Selene reads the screenplay and realizes that she’s supposed to fall in love with Michael (Scott Speedman), a human targeted for initiation by the lycans. Selene’s vamp posse, including the scowling Kraven (Shane Brolly, distinguishing himself with the worst performance of the year), wonder why she wants to protect Michael; they haven’t read the screenplay, but then I wonder if director Len Wiseman did, either. I wouldn’t blame him if he hadn’t. Underworld offers a handful of shootouts wrapped around very many scenes wherein elders purse their lips and speak gravely of significant matters, which is great news for those of you who didn’t get enough of that in The Matrix Reloaded. Indeed, Underworld, from its tight black costuming of Kate Beckinsale to its slow-mo battle scenes to its black-on-blue look, plays like an appetizer for Matrix fans awaiting the five-course meal of Matrix Revolutions.

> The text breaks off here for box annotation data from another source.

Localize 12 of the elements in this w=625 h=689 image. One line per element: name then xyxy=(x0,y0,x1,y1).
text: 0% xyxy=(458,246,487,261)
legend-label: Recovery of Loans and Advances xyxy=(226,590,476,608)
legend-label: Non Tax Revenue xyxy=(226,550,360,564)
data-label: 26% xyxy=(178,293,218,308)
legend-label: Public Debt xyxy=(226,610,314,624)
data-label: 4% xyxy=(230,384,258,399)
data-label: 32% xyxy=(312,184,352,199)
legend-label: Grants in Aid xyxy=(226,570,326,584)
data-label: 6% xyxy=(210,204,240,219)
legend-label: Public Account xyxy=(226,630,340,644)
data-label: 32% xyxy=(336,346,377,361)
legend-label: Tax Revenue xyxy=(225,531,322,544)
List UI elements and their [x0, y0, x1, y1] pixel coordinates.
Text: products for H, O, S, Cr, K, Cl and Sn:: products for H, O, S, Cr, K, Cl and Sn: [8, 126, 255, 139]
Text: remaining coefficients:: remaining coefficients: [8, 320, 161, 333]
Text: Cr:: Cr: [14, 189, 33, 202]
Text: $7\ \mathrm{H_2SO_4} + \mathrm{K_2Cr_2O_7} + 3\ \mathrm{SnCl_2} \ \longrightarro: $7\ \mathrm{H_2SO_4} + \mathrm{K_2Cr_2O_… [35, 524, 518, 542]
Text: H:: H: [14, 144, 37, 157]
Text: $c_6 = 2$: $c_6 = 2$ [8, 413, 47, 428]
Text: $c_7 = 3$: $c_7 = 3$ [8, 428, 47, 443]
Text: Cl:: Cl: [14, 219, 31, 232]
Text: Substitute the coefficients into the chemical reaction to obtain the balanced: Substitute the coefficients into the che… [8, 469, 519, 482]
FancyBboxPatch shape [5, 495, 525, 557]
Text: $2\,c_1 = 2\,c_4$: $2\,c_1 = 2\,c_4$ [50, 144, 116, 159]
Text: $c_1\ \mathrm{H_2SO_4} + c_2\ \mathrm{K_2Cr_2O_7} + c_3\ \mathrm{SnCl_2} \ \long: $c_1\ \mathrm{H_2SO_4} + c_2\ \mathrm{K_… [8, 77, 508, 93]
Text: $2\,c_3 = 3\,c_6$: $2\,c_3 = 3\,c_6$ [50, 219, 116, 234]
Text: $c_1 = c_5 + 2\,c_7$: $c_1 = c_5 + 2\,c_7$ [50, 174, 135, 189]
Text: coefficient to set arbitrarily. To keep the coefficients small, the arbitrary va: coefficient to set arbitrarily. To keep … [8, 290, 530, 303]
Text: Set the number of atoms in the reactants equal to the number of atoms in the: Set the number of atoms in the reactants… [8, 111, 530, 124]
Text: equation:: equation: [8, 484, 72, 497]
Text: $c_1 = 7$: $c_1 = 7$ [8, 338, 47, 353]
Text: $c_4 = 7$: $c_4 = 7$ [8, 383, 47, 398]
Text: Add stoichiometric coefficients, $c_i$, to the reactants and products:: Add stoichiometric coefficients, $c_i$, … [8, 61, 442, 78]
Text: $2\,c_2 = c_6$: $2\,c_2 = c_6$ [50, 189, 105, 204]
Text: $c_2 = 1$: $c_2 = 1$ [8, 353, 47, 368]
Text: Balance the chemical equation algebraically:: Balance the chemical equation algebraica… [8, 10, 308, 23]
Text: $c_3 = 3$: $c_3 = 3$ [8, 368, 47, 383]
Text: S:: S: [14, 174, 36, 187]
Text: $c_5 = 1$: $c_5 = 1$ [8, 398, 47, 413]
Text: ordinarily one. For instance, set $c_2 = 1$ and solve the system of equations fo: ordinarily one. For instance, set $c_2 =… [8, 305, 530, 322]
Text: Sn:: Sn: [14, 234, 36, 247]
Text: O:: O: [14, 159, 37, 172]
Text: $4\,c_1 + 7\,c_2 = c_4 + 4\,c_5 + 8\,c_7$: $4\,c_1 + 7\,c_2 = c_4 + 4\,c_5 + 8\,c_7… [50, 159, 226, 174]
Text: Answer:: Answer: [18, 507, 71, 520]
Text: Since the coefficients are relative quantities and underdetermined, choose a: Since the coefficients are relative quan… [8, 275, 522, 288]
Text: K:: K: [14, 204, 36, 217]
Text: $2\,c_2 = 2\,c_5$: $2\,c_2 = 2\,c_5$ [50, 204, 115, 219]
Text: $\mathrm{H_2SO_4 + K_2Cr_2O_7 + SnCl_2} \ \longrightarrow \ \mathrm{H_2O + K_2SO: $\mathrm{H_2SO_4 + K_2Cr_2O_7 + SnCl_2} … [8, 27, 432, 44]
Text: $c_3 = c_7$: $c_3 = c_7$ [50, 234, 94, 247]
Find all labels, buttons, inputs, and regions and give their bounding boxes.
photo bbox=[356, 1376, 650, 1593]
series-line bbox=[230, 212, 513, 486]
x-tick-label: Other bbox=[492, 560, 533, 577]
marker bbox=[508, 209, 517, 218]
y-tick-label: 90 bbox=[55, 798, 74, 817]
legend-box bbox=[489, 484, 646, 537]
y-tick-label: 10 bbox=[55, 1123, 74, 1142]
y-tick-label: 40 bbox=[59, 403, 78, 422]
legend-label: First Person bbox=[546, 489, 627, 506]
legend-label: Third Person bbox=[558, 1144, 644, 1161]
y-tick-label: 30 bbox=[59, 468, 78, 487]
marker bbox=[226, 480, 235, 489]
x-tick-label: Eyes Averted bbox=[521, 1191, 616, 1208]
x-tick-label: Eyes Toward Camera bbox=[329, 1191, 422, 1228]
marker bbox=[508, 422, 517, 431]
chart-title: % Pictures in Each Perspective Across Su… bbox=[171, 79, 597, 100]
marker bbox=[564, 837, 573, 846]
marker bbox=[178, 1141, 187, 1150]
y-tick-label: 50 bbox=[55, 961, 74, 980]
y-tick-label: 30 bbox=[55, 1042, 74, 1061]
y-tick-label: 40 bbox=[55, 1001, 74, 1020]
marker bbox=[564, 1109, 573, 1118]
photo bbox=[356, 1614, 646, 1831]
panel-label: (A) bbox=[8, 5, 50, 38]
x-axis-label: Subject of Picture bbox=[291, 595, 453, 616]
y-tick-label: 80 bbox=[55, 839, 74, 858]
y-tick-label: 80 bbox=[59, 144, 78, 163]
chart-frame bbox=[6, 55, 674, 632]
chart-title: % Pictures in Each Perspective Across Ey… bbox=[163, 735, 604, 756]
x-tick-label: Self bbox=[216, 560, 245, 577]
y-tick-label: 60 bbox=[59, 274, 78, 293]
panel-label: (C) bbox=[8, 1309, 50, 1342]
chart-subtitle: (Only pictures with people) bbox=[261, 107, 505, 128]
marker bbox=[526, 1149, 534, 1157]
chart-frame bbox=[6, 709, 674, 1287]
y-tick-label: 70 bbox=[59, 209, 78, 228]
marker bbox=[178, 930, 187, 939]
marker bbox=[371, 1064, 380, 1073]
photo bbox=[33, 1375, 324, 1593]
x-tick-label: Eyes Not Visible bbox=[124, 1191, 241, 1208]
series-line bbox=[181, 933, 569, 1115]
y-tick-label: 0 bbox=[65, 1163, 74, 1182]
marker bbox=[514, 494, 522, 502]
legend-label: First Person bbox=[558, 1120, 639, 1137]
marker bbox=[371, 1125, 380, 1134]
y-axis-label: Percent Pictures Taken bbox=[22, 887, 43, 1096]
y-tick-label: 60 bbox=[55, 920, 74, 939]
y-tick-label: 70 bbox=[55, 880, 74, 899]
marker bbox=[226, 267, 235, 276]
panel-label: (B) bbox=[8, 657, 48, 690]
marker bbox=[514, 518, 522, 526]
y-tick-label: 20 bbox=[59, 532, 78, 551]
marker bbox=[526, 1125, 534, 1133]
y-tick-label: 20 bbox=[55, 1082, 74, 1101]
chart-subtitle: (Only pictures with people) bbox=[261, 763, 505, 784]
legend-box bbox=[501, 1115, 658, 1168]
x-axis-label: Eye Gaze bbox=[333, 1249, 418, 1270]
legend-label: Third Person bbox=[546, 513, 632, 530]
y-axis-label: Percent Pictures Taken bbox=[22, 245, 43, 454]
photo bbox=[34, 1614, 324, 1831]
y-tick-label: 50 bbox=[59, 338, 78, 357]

Beckinsale looks adorable with fangs (what woman doesn’t, really?), but she’s as humorless here as the rest of the cast. I don’t ask for pratfalls or Scream-like dialogue dissecting the genre, but couldn’t there have been just one laugh? Just one scene where someone seems happy or passionate about something? (I would’ve said “just one smile,” but various characters do engage in portentous evil sneers.) Sniffing around for levity, we may chortle inappropriately when we see the lycan headquarters, where lycan men gnash at each other for fun (aren’t there any female lycans, by the way?), and the vampire mansion, where these terrifying creatures stand around, crease their eyebrows, deliver pouting exposition, and then continue to stand around.

Poor human Michael gets batted around between the vampires and the lycans, and the script unfurls a lot of backstory we don’t care about illuminating plot mysteries we also don’t care about. I can say, however, that the creation of a half-vampire-half-werewolf results in a guy who resembles a really pissed-off Smurf. Also that there’s room underground for an entire vampire train — an archaic locomotive where the film’s most incomprehensible massacre happens. Underworld takes a terrific drive-in premise and wastes it on techno-flavored action and deadly dull characters. It feels like issue #23 of a comic book that ran out of gas around issue #9.